After Wicks’s retirement in 1917, E.B.’s son, Edward Jr. joined his father’s office and the firm of Edward B. Green and Sons was founded. The firm’s commercial buildings include the Genesee Building (1923), now renovated and incorporated into the downtown Hyatt Regency Hotel, and the Marine National Bank Building on Main Street. Green’s use of granite, stone brick and limestone gave structures an air of permanence, yet he tempered the feeling of massiveness with careful detailing. He designed the Buffalo Athletic Club in a Colonial Revival style, but many of the rooms have a Moorish quality, with graceful arches in the entry hall, lounge and grill room.
Mayfair Lane
Green designed the townhouse development on North Street known as Mayfair Lane (1928), with houses set in an idealized English medieval atmosphere. It was planned to accommodate a streamlined lifestyle within walking distance of the downtown business section without sacrificing modern conveniences such as underground garages.
University at Buffalo
Green and Sons had won the commission to create a master plan for the University of Buffalo on Main Street and to design several key buildings. Edward Jr. was the architect in charge of designing Crosby Hall, Norton Hall and Lockwood Memorial Library when he died of a cerebral hemorrhage in 1933. From 1933-36, Green Sr. worked on the project until R. Maxwell James joined the firm, which became Green and James.
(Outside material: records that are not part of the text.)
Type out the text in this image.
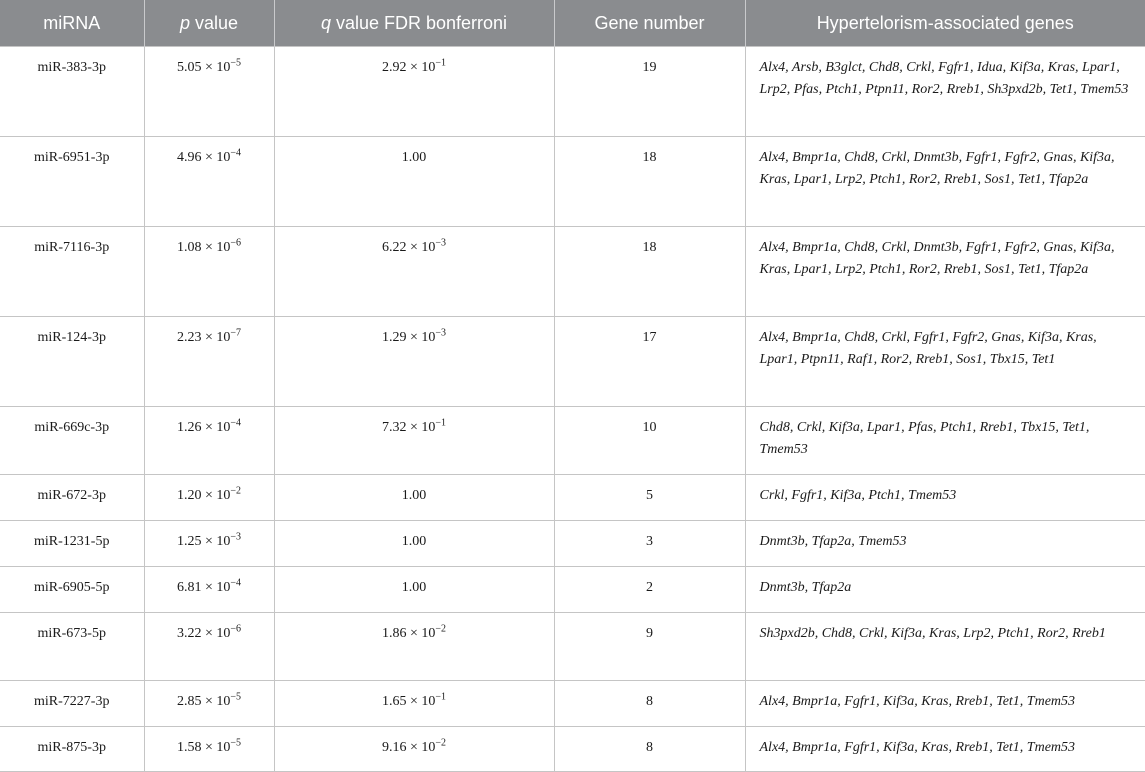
miRNA	p value	q value FDR bonferroni	Gene number	Hypertelorism-associated genes
miR-383-3p	$5.05 \times 10^{-5}$	$2.92 \times 10^{-1}$	19	Alx4, Arsb, B3glct, Chd8, Crkl, Fgfr1, Idua, Kif3a, Kras, Lpar1, Lrp2, Pfas, Ptch1, Ptpn11, Ror2, Rreb1, Sh3pxd2b, Tet1, Tmem53
miR-6951-3p	$4.96 \times 10^{-4}$	1.00	18	Alx4, Bmpr1a, Chd8, Crkl, Dnmt3b, Fgfr1, Fgfr2, Gnas, Kif3a, Kras, Lpar1, Lrp2, Ptch1, Ror2, Rreb1, Sos1, Tet1, Tfap2a
miR-7116-3p	$1.08 \times 10^{-6}$	$6.22 \times 10^{-3}$	18	Alx4, Bmpr1a, Chd8, Crkl, Dnmt3b, Fgfr1, Fgfr2, Gnas, Kif3a, Kras, Lpar1, Lrp2, Ptch1, Ror2, Rreb1, Sos1, Tet1, Tfap2a
miR-124-3p	$2.23 \times 10^{-7}$	$1.29 \times 10^{-3}$	17	Alx4, Bmpr1a, Chd8, Crkl, Fgfr1, Fgfr2, Gnas, Kif3a, Kras, Lpar1, Ptpn11, Raf1, Ror2, Rreb1, Sos1, Tbx15, Tet1
miR-669c-3p	$1.26 \times 10^{-4}$	$7.32 \times 10^{-1}$	10	Chd8, Crkl, Kif3a, Lpar1, Pfas, Ptch1, Rreb1, Tbx15, Tet1, Tmem53
miR-672-3p	$1.20 \times 10^{-2}$	1.00	5	Crkl, Fgfr1, Kif3a, Ptch1, Tmem53
miR-1231-5p	$1.25 \times 10^{-3}$	1.00	3	Dnmt3b, Tfap2a, Tmem53
miR-6905-5p	$6.81 \times 10^{-4}$	1.00	2	Dnmt3b, Tfap2a
miR-673-5p	$3.22 \times 10^{-6}$	$1.86 \times 10^{-2}$	9	Sh3pxd2b, Chd8, Crkl, Kif3a, Kras, Lrp2, Ptch1, Ror2, Rreb1
miR-7227-3p	$2.85 \times 10^{-5}$	$1.65 \times 10^{-1}$	8	Alx4, Bmpr1a, Fgfr1, Kif3a, Kras, Rreb1, Tet1, Tmem53
miR-875-3p	$1.58 \times 10^{-5}$	$9.16 \times 10^{-2}$	8	Alx4, Bmpr1a, Fgfr1, Kif3a, Kras, Rreb1, Tet1, Tmem53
For approximately ten years, the firm worked on plans for the buildings, choosing English Renaissance style to enclose the campus and to create a sense of place and identity.
They used Lockwood Library as the focal point, with other buildings placed geometrically according to function, establishing a hierarchy of functions through geometrical relationships. Their intent was to create major open space surrounded by academic buildings. Auxiliary areas would accommodate student housing, athletic facilities and service buildings. In addition to the Lockwood Library, the Green firm designed 16 buildings on the U.B. campus.
Later Work and Legacy
Green’s work after 1933 included the Tonawanda City Hall, a plain structure in pale stone dress with an art deco trim, possibly his only modern design. Green and James designed Memorial Auditorium in downtown Buffalo, a building typical of that era’s Works Progress Administration publicly-funded architecture. By 1940, E. B. Green was working as a consultant for Green and James, with most commissions on industrial or public projects.
Green’s career contributions were best summarized by Buffalo historian Austin Fox who wrote, “Edward B. Green and his partners left an indelible imprint on Buffalo. It is hard to visualize the city without Green’s buildings. They help form the profile of the city and give it some of its personality and its refinement.”²
Green retired in 1945 and died in 1950 at age 95. He is buried in Forest Lawn.
NOTES AND SOURCES:
¹To appreciate the range and variety of the work of Green and Associates, see the list of surviving E.B. Green buildings is here.
²Austin M. Fox, “The Greening of Buffalo: How Architect E.B. Green Shaped the Profile of the City.” Chuck LaChiusa, “Buffalo as an Architectural Museum: Edward Brodhead Green.”
Photos of Green, First Presbyterian Church and Crosby Hall by Chuck LaChiusa.Also see Reyner Banham et al., Buffalo Architecture: A Guide, (Cambridge, Mass.: MIT Press, 1981), pp. 313-14, and Andy Olenick and Richard O. Reisem, Classic Buffalo: A Heritage of Distinguished Architecture (Buffalo: Canisius College Press, 2000), pp. 136-143.